Doch dann fiel ihr Blick auf die Flasche, die ihr der bärtige Mann hingehalten hatte. Und sie besah sich das Etikett genauer.
Da stand:
„Liebe Jasmin – ein Schluck aus der Flasche der Erkenntnis ist nur am Heiligen Abend möglich. Ich wünsche dir ein gesegnetes Weihnachtsfest. Dein bärtiger ZZ Top Mensch.“
Es war also doch kein Traum gewesen.
Ja, was soll ich jetzt noch groß erzählen?
Jasmin verabredete sich mit einem jungen Staatsanwalt – der sie nicht, nachdem sie begonnen hatte zu erzählen, wie eine Irre ansah. Er schien sie vielmehr ernst zu nehmen.
„Glauben Sie mir?“ Sie schaute ihn unsicher an.
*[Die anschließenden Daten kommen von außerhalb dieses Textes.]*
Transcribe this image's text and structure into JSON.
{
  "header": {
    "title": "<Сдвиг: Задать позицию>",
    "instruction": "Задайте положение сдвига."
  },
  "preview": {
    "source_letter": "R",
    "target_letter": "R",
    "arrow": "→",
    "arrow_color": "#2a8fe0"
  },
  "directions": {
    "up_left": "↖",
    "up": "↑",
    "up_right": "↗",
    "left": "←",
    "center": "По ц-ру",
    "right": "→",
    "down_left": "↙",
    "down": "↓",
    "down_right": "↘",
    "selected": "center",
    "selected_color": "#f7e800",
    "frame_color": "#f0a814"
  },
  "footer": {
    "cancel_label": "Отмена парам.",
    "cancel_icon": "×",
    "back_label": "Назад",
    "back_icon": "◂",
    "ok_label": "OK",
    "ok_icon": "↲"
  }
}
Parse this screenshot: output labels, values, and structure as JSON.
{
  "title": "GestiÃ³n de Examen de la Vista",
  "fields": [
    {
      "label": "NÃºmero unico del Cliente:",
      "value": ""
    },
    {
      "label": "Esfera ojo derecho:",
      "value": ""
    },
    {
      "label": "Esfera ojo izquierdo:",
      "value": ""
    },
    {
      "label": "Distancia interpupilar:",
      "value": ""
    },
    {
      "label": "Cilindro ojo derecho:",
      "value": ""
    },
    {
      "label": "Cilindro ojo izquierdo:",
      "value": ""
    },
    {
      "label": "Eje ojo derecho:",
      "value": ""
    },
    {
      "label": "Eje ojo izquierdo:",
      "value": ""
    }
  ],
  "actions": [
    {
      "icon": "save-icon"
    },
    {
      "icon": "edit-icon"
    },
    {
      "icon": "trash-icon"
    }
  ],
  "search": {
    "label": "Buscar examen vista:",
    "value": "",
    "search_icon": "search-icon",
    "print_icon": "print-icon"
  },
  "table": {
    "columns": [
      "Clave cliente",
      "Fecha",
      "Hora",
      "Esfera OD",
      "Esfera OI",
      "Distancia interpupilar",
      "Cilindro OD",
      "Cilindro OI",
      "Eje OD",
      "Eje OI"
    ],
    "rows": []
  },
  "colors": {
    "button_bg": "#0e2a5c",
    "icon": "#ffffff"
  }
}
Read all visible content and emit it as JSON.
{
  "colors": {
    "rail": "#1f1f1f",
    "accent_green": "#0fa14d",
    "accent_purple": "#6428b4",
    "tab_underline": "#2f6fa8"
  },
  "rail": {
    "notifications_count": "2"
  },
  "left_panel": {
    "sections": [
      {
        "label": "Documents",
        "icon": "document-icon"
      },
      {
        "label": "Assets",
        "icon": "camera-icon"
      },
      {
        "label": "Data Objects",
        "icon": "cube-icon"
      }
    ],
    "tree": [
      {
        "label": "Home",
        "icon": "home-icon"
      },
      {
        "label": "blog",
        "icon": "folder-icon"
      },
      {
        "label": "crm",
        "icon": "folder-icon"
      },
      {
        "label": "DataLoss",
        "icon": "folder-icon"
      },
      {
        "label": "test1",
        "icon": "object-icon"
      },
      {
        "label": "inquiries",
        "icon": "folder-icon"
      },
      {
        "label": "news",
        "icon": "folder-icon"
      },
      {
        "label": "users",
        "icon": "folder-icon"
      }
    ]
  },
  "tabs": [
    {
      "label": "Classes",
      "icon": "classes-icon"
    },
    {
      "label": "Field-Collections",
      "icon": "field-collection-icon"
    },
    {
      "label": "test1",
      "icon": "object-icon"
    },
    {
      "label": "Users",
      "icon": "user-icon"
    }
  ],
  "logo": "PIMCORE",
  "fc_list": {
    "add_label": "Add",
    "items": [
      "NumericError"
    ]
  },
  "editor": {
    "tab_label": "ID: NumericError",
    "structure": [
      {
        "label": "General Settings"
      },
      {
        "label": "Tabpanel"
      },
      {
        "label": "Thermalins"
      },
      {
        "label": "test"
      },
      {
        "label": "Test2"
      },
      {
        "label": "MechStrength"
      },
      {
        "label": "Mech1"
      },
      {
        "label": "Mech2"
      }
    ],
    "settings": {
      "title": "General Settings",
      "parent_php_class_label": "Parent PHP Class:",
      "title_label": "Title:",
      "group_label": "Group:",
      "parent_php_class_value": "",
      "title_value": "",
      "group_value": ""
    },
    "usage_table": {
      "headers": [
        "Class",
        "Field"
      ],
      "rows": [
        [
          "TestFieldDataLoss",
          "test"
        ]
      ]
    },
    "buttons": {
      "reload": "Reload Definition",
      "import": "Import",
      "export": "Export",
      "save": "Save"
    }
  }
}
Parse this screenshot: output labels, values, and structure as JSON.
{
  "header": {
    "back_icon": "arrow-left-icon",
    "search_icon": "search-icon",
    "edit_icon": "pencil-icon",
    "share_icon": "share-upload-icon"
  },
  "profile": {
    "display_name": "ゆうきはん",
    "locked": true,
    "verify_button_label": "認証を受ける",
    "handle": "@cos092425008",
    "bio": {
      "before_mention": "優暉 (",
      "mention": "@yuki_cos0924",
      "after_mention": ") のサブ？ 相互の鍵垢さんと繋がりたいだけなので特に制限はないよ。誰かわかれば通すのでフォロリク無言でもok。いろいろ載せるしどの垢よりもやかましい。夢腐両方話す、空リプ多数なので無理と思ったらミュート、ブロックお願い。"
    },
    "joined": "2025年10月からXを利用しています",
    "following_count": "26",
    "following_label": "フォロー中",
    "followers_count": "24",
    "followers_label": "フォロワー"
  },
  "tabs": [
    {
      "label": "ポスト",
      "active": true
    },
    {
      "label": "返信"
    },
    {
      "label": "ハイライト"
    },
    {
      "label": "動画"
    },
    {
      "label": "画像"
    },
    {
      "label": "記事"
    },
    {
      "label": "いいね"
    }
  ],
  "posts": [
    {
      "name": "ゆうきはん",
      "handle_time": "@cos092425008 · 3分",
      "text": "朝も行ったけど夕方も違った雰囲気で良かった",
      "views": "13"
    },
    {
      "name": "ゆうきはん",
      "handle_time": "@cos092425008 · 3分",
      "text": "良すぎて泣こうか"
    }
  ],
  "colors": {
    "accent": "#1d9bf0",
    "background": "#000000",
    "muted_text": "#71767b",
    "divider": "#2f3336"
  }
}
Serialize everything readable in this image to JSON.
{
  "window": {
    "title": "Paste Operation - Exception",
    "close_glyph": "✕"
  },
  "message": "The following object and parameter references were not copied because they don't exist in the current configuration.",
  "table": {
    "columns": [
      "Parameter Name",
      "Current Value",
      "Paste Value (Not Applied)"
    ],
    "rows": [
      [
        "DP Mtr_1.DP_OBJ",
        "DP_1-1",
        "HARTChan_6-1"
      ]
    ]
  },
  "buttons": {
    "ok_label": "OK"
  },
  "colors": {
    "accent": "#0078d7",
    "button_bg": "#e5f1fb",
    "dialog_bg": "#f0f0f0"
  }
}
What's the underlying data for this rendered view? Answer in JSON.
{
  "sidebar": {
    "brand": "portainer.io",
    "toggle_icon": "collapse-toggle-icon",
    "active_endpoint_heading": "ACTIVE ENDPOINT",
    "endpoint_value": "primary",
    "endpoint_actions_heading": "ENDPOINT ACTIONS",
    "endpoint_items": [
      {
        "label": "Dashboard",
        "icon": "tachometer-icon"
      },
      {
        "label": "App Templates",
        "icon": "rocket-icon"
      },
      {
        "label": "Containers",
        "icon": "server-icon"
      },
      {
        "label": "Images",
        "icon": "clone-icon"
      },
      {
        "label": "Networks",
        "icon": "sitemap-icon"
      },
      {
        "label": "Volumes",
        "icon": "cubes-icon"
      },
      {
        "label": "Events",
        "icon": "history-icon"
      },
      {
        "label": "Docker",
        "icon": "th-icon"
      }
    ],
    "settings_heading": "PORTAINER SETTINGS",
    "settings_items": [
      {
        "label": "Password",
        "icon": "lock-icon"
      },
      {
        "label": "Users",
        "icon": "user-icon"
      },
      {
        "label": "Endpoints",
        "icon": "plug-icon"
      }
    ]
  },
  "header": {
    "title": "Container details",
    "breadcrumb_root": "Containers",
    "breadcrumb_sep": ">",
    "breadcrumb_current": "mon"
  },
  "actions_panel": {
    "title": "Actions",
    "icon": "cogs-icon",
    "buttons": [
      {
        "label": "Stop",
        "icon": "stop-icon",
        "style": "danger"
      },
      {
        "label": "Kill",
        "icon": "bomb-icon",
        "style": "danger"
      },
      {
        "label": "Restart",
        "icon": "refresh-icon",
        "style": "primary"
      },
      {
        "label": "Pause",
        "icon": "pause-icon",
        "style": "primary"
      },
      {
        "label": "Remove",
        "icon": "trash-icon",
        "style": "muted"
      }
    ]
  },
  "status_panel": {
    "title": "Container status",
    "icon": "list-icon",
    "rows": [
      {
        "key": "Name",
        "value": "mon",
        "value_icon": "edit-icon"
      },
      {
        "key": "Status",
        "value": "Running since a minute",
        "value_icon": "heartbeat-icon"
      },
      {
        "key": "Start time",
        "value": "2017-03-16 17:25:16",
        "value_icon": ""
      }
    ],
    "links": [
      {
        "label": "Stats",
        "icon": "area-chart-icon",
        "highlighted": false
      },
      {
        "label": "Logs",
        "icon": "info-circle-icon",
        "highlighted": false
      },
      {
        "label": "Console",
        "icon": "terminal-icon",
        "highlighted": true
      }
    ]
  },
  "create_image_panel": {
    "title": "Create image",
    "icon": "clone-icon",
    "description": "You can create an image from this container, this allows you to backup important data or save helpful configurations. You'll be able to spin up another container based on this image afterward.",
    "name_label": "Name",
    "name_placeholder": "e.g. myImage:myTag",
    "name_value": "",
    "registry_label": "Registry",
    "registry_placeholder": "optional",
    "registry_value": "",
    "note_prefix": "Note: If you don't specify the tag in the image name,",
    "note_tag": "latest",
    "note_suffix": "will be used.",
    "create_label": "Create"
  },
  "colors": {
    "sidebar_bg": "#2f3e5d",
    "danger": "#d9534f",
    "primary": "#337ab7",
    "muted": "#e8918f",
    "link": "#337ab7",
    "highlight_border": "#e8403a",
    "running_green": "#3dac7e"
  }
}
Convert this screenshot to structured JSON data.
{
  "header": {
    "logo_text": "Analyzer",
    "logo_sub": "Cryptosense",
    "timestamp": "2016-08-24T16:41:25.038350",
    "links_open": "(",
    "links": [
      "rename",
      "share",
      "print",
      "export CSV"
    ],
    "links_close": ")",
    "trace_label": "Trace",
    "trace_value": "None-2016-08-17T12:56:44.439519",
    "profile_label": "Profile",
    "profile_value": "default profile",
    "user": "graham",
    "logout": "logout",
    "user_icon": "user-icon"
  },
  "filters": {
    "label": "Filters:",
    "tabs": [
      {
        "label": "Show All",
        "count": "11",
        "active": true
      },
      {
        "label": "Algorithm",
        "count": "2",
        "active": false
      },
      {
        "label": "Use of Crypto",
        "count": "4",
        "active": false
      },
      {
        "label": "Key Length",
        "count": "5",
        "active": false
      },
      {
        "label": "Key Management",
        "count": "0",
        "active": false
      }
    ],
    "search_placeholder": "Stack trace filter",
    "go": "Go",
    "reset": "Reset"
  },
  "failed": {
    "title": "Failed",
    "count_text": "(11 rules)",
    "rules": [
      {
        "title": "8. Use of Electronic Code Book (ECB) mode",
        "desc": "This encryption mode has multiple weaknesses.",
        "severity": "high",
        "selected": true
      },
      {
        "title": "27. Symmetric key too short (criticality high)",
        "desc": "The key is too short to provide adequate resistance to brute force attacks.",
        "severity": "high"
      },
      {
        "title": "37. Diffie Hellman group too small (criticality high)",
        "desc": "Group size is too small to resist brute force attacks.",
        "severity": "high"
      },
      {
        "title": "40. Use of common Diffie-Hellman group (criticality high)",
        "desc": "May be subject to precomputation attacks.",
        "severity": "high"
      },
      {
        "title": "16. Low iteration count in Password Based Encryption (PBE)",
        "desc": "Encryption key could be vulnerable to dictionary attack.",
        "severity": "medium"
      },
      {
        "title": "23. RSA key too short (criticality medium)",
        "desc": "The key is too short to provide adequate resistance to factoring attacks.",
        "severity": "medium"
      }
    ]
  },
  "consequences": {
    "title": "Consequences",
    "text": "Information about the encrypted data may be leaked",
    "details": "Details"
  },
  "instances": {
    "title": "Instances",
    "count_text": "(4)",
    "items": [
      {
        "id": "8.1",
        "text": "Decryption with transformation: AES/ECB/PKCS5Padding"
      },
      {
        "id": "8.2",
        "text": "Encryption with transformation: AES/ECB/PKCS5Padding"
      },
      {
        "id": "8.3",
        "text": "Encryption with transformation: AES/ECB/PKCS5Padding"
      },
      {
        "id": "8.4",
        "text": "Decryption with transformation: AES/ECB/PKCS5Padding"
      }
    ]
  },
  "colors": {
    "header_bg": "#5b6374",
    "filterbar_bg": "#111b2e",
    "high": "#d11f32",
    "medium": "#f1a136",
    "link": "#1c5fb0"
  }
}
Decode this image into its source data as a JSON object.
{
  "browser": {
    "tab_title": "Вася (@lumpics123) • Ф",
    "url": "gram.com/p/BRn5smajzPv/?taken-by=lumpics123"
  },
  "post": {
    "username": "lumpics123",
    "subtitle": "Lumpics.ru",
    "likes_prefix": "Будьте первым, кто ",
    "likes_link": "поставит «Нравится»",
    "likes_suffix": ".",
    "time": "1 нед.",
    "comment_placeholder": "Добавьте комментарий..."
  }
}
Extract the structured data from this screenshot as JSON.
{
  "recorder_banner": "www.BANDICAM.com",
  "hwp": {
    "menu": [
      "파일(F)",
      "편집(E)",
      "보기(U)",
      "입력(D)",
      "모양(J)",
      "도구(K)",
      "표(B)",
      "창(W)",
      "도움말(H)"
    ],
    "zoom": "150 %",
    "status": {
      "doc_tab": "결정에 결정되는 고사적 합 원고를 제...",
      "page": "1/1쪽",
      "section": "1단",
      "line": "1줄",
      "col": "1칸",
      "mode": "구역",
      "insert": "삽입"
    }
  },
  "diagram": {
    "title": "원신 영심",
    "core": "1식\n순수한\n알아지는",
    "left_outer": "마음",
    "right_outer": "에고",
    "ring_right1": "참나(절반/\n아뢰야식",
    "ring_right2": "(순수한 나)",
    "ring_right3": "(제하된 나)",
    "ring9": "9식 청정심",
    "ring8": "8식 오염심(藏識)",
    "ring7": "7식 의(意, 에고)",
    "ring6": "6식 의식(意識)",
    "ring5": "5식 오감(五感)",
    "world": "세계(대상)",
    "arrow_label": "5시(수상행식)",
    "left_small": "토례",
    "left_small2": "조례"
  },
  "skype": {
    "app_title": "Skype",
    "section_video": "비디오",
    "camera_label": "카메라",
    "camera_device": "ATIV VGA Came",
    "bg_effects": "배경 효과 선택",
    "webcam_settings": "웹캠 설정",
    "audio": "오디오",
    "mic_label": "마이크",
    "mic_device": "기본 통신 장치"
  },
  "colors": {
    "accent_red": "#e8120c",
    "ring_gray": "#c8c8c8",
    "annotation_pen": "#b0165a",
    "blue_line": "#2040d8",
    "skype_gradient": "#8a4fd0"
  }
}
Nach einer Weile sagte er:
„Ja, ich glaube Ihnen. Denn ich hatte heute Nacht einen merkwürdigen Traum. Ein bärtiger Mann sagte zu mir, ich sollte mich auf eine ungewöhnliche Besucherin einstellen und ich sollte verdammt noch mal glauben, was sie mir erzählen würde und man müsse Dinge auch mal nicht als Jurist beurteilen. Und das mache ich gerade:“
Das Ende ist schnell erzählt.
Jasmins Vater wurde voll rehabilitiert, Franks Vater wurde mit den Beweisen konfrontiert und war voll geständig.
Ja, und der junge Staatsanwalt und Jasmin sind schon seit einiger Zeit ein Paar.
„Und das ist schließlich das Wichtigste!“ Der Mann mit dem grauen Bart lachte in sich hinein. Mal wieder ganze Arbeit geleistet.
Übrigens: Die Geschichte ist wahr, das schwöre ich bei meinen Pommes-Frites-Bäumen und bei meinen Pizza-Feldern.